Coffee Query: Ferg Brown, Roasted Brown
Ferg Brown has been in coffee for 5 years, though he would say his coffee experience really began when he opened Roasted Brown, 3 years ago.
What got you into coffee and what’s kept you in coffee?
Probably what got me into coffee was drinking the coffee, and then the deep romantic notion that I think is in everyone that they’d love to run a coffee shop. I think those two things combined is what got me into coffee. In the early days, I definitely wouldn’t have had an opinion on what good coffee was, so that wouldn’t have been high on the list - but falling in love with drinking coffee definitely became the driver, rather than the idea of having my own coffee shop. The one thing that wasn’t on my radar at all in the beginning became the leader that pulled us into this space. And obviously the caffeine addiction that I inherited at the age of 3 years old probably helped!
What have been your favourite coffees, both in filter and as espresso?
Favourite filter.. I can’t remember the name of it, it was a Honduras coffee from Heart, 2 years ago. It was by far my favourite filter. It was on a V60, and it was just a wonderfully balanced, juicy, acidic, sweet coffee.
Espresso, I think it’d have to be the Ethiopian Bokasso. Just as a really interesting, refreshing, super drinkable coffee. Every time we drink it, every time we pulled a shot, we didn’t want it to end. It was immediately good and immediately different - not the kind of different that wears off after three weeks, it’s just every time we think, “I can’t believe I’m drinking this!”
What’s your home coffee setup?
I have a little bit of everything! I have a Clever, an Aeropress, a V60, Chemex, a Kalita pouring kettle, Salter scales, and 4 or 5 different coffees from different roasters at any given time. I have to, I have to know how we’re doing as a roaster, so I get different coffees delivered to the house from different roasters. And I have a Baratza Encore grinder. I use my aeropress and Kalita Uno the most - just less apparatus!
Where do you want Dublin/Ireland’s coffee culture to develop next?
I want to always be a part of the pioneers, but I want the mainstream to become today’s speciality. I would like us to do away with speciality, because every coffee would be great in Dublin. I shouldn’t have to go into the city to get good coffee. I’m lucky with The Happy Pear down the road from me, but there’s not a lot of speciality coffee sprawl yet. Also, being able to pay baristas better - to have loads of highly skilled baristas, and to make that more of a career.

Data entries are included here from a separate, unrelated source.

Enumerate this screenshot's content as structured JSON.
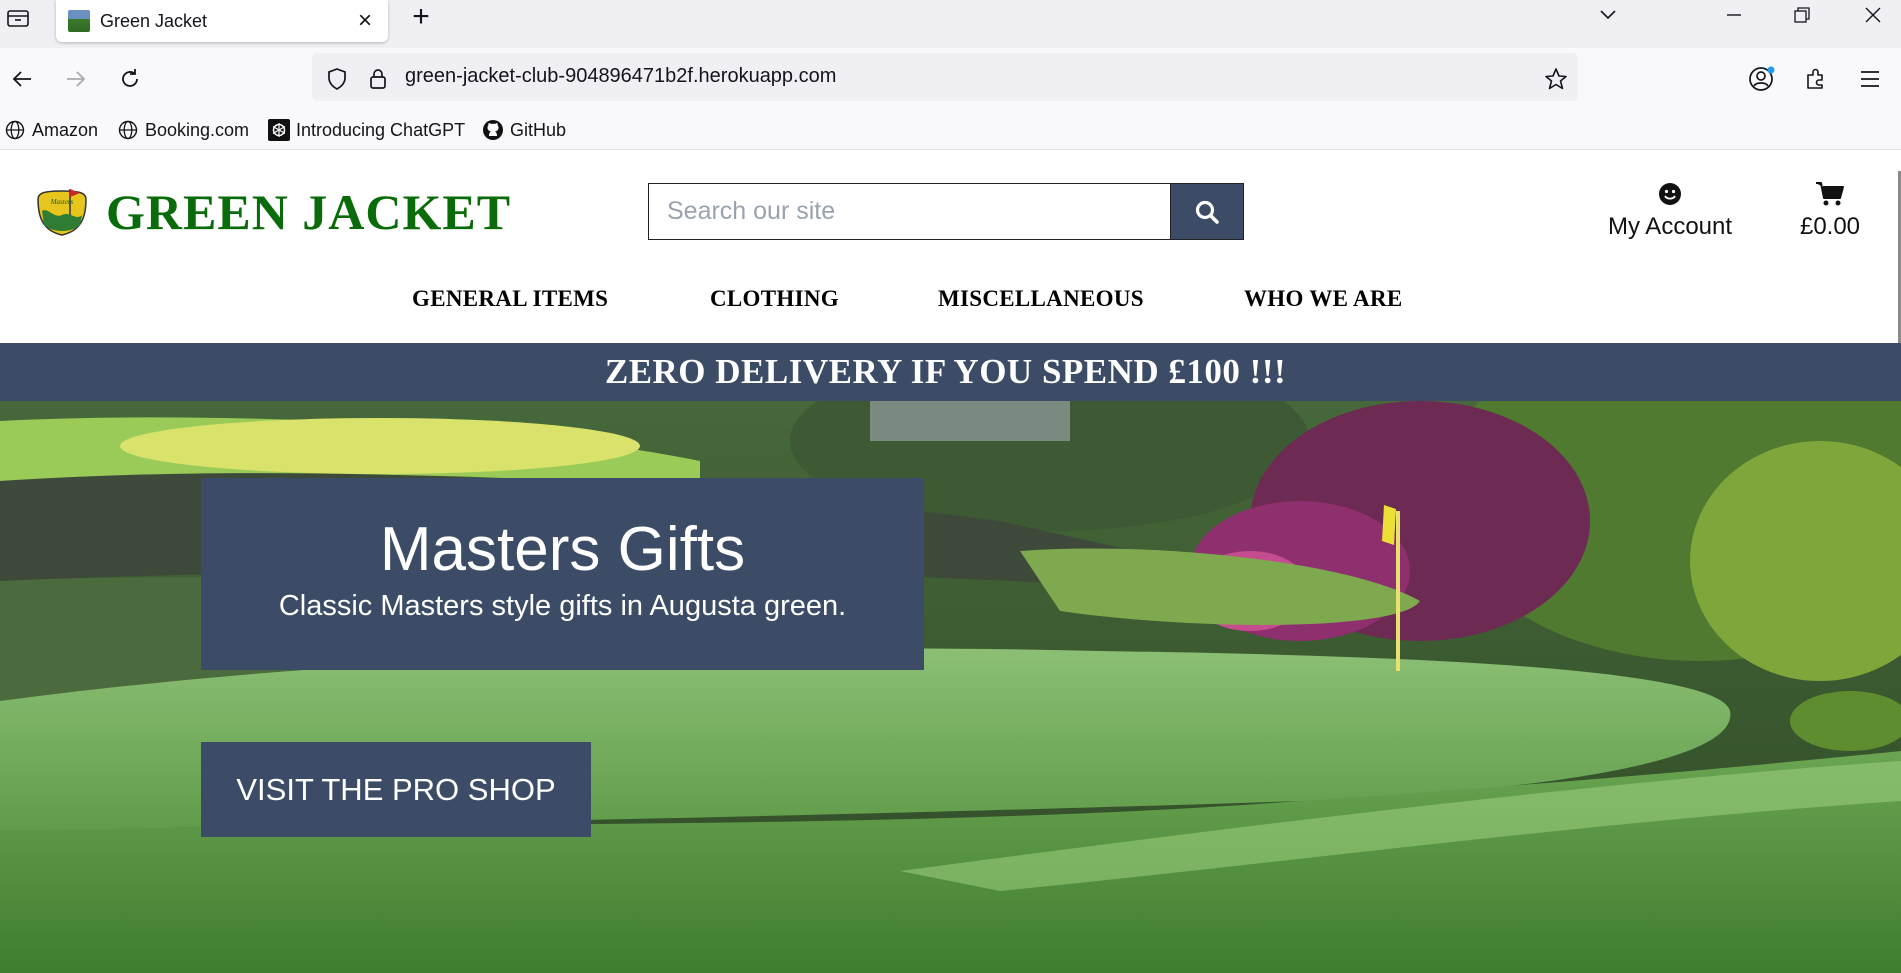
{
  "browser": {
    "tab_title": "Green Jacket",
    "url": "green-jacket-club-904896471b2f.herokuapp.com",
    "bookmarks": [
      {
        "label": "Amazon",
        "icon": "globe-icon"
      },
      {
        "label": "Booking.com",
        "icon": "globe-icon"
      },
      {
        "label": "Introducing ChatGPT",
        "icon": "openai-icon"
      },
      {
        "label": "GitHub",
        "icon": "github-icon"
      }
    ]
  },
  "site": {
    "brand": "GREEN JACKET",
    "search_placeholder": "Search our site",
    "account_label": "My Account",
    "cart_total": "£0.00",
    "nav": [
      "GENERAL ITEMS",
      "CLOTHING",
      "MISCELLANEOUS",
      "WHO WE ARE"
    ],
    "promo": "ZERO DELIVERY IF YOU SPEND £100 !!!",
    "hero": {
      "title": "Masters Gifts",
      "subtitle": "Classic Masters style gifts in Augusta green.",
      "cta": "VISIT THE PRO SHOP"
    }
  },
  "colors": {
    "brand_green": "#0a6b0a",
    "navy": "#3c4c66",
    "chrome_bg": "#f0f0f4"
  }
}
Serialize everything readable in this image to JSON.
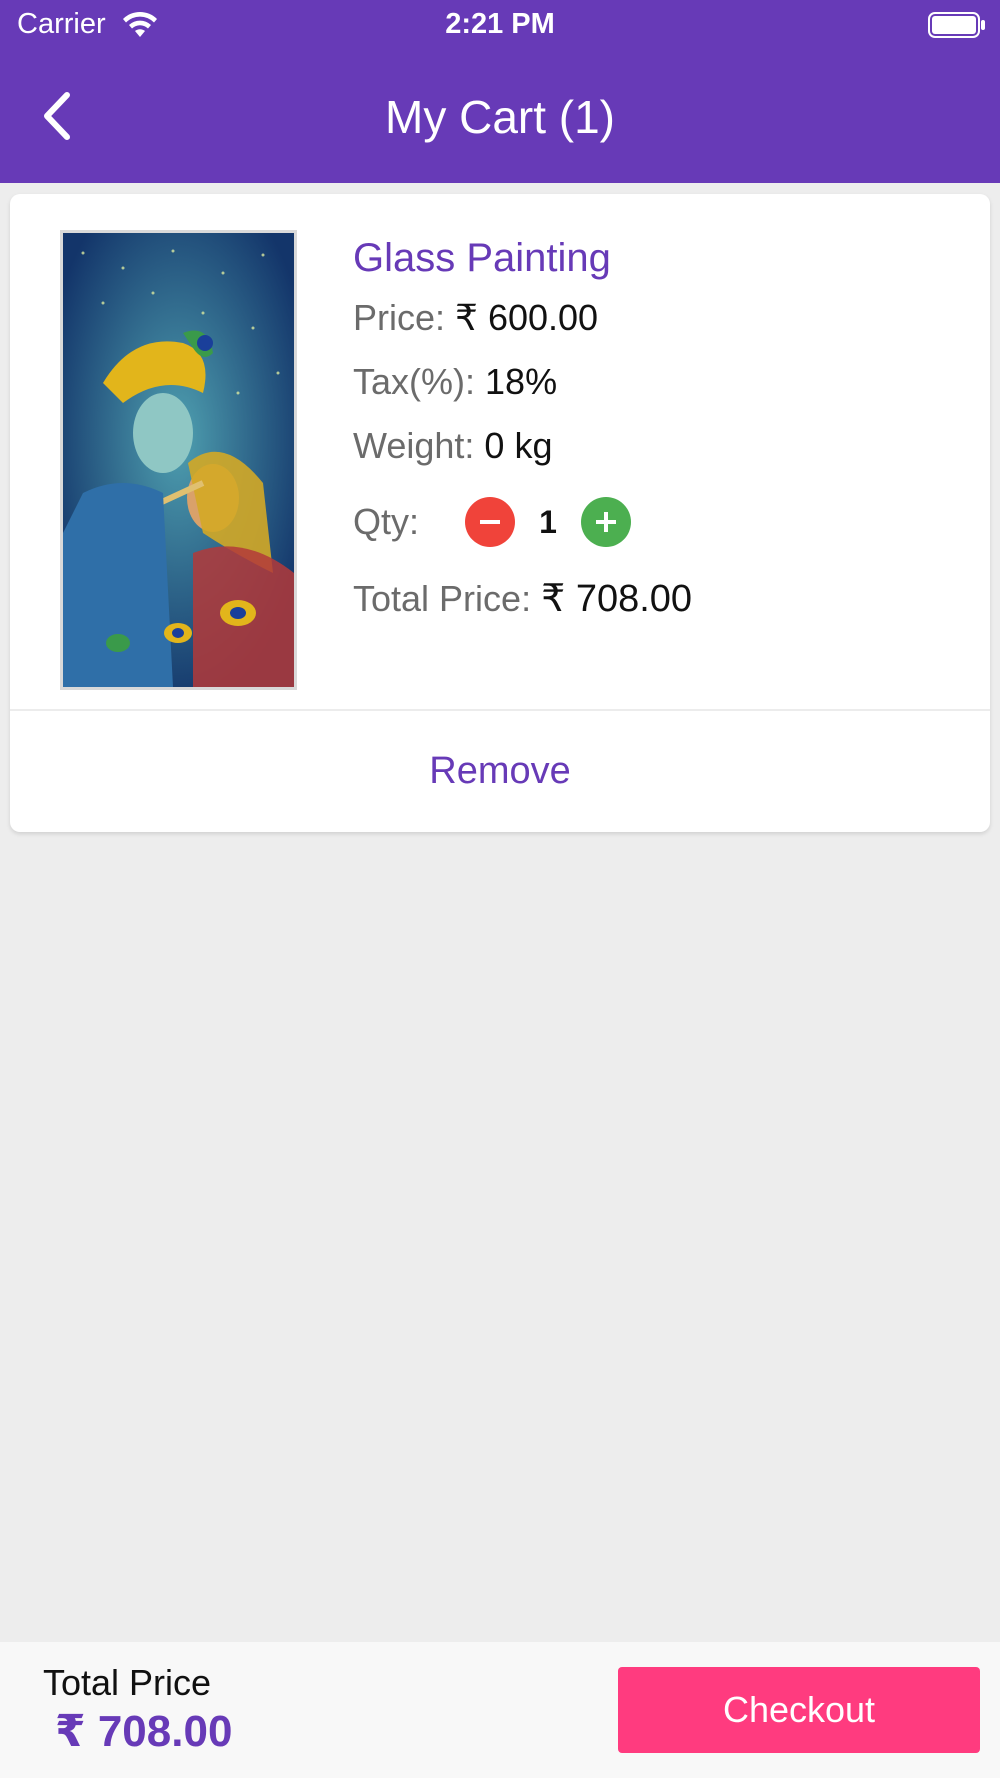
{
  "status_bar": {
    "carrier": "Carrier",
    "time": "2:21 PM"
  },
  "nav": {
    "back_icon": "chevron-left-icon",
    "title": "My Cart (1)"
  },
  "cart_item": {
    "name": "Glass Painting",
    "price_label": "Price:",
    "price_value": "₹ 600.00",
    "tax_label": "Tax(%):",
    "tax_value": "18%",
    "weight_label": "Weight:",
    "weight_value": "0 kg",
    "qty_label": "Qty:",
    "qty_value": "1",
    "total_label": "Total Price:",
    "total_value": "₹ 708.00",
    "remove_label": "Remove"
  },
  "footer": {
    "total_label": "Total Price",
    "total_value": "₹ 708.00",
    "checkout_label": "Checkout"
  },
  "colors": {
    "brand": "#673ab7",
    "checkout": "#ff3b7f",
    "minus": "#f0433a",
    "plus": "#4caf50"
  }
}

Who’s someone you admire in coffee?
So many cliche answers to this question! And I don’t want to give a cliche answer, because it’d be real - like, I’ve learned so much from Matt Perger and Ben Kaminski, reading their stuff, and James Hoffmann.. There’s loads of people. I think in Ireland, it’d have to be Colin [Harmon], because I really admire how he’s built a business out of a passion, and done it in a really successful business way, but in a way that the human being is still very much there, and still always very sharing of what he knows and pioneering. I think he’s a clever guy who does things very well, but also in a relations way. Colin’s always remained Colin, I think he’s built a really beautiful thing, and it’s nice to admire a local. And he represents Ireland on the world stage in a way that really shows how it is.
What advice would you give to somebody just starting out in your field?
Don’t be in a rush, and always keep your adventure at a pace where it can be passion-driven, because it takes a bit of time for the finances to catch up, and without being passionate about it, it could be horrible!